Did you get a fancy, new DSLR camera for Christmas? Is it still setting in the box because you have no idea how to use it? Well, then this blog post is just for you! I have had several friends ask me questions about their DSLR cameras, so I thought I would offer up a few tips to help anyone else out there who is in the same boat.
First, there are a few basic differences between a DSLR and a point and shoot camera. With a DSLR, you can change lenses, shoot manually, shoot with faster shutter speeds and produce higher resolution images. The tips I’m going to share work for all brands of DSLR cameras. Ready? Here we go!
Tip #1: Don’t shoot in Auto mode. You will never learn how your camera works and what all it can do. Shooting in Auto let’s the camera make all of the decisions and sometimes that doesn’t produce the best quality photo. I recommend starting in either A (aperture priority) or S (shutter priority). This gives you control over that particular aspect and the camera adjusts the other one. You will learn how changing either of these effects your photos.
Tip #2: Don’t use your flash. I repeat, DO NOT use your flash! Tape it down if you have to. The bright flash will produce harsh lighting on your subjects. By shooting in manual mode, you can change the settings and control how much light your camera allows in. Make sure and read the ISO section of you handbook for more information.
Tip #3: Take your camera with you everywhere and take photos of everything! Practice really does make perfect. The more you use your camera, the more comfortable you will become with it. As you become more comfortable, you will learn what settings work best for different situations. You could buy a cute camera strap like this to keep your camera around your neck in style.

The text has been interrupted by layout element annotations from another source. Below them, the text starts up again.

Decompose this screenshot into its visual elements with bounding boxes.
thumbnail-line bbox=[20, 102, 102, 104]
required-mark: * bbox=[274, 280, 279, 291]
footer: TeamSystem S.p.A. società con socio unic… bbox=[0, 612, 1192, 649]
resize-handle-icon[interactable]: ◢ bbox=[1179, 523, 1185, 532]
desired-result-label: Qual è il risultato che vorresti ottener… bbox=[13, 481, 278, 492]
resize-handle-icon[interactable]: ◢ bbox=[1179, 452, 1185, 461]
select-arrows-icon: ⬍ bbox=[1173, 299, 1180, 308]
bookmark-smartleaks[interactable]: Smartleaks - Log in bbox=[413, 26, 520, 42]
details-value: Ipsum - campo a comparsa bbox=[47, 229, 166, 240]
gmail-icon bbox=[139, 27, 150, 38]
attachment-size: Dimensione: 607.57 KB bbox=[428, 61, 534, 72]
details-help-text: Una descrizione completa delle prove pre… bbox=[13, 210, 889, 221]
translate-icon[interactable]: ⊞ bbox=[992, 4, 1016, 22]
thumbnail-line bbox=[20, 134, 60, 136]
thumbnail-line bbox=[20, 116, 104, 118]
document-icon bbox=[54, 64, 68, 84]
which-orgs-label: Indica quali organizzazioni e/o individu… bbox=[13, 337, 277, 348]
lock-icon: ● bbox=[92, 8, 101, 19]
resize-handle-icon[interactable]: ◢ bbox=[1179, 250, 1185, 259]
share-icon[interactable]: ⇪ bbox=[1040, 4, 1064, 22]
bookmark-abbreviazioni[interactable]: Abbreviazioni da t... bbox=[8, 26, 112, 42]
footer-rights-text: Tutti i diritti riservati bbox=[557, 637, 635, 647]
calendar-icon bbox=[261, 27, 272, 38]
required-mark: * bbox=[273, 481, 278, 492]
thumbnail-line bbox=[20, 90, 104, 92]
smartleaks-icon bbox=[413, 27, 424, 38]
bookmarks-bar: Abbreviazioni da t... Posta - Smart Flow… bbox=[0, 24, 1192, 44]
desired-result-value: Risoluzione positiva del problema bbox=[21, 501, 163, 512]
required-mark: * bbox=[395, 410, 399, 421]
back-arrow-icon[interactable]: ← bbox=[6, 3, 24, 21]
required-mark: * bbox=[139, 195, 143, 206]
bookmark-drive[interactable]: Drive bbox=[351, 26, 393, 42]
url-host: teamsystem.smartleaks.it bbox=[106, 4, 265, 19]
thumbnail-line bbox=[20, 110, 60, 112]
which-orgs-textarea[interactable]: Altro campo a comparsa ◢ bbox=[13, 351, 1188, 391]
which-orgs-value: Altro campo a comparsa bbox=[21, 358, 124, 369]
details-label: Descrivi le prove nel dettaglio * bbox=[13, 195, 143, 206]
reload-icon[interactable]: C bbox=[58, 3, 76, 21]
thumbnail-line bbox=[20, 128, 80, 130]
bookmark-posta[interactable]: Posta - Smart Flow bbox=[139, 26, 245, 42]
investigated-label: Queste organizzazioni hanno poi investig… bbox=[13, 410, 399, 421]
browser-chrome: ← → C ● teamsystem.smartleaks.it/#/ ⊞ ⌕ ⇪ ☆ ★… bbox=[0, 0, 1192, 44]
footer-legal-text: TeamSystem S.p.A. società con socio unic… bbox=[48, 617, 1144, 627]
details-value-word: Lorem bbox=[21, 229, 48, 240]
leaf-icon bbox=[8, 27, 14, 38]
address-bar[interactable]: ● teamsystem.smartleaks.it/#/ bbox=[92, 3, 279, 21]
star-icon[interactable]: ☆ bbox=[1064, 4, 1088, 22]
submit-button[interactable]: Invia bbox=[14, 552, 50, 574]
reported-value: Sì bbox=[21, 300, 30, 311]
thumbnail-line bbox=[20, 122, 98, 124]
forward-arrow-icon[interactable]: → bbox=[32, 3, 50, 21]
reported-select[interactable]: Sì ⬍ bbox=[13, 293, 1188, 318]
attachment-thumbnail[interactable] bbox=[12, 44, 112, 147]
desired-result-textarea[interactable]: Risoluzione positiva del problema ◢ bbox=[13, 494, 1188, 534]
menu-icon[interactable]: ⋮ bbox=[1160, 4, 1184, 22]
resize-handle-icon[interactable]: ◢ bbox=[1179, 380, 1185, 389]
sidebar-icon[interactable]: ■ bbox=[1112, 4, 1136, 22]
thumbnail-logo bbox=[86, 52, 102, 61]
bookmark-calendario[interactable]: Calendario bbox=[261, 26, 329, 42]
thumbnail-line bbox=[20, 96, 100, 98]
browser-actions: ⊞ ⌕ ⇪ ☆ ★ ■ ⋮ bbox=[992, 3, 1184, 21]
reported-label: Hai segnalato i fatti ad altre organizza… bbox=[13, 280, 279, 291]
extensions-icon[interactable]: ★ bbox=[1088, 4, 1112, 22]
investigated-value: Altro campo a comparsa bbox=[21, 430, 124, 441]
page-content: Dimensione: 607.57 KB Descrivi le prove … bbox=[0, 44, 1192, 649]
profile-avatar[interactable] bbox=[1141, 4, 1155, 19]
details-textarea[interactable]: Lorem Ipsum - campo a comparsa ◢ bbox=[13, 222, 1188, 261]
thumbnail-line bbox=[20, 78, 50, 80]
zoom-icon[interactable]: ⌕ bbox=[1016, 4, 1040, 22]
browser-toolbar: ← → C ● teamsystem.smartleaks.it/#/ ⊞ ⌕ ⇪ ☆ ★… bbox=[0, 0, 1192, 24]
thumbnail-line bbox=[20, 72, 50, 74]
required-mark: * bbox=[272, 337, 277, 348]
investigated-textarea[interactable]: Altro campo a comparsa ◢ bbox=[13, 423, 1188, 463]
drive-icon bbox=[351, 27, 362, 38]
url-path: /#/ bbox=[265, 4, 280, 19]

Tip #4: Forget the kit lens that most likely came with your camera and purchase the “nifty-fifty” lens. It is one of the cheapest lenses that you can buy (price, not quality) and is very versatile. It is available for both Nikon and Canon.
Tip #5: Stock up on memory cards. I recommend purchasing several smaller cards (4 GB or 8 GB) instead of one larger one. Memory cards can become corrupt and you don’t want to be stuck without a back up. After every photo outing, download your photos to your computer. Once you’ve backed up your computer to an external hard drive (that’s a whole other post!), then you can delete the photos from your memory card. If your computer doesn’t have a built-in memory card reader, then you’re going to want to purchase one of these also.
I hope you found these tips helpful. If you don’t own a DSLR camera yet, but have been looking for one, I recommend either this one or this one. Don’t purchase the kit lens, just get the camera body and then get your nifty-fifty lens.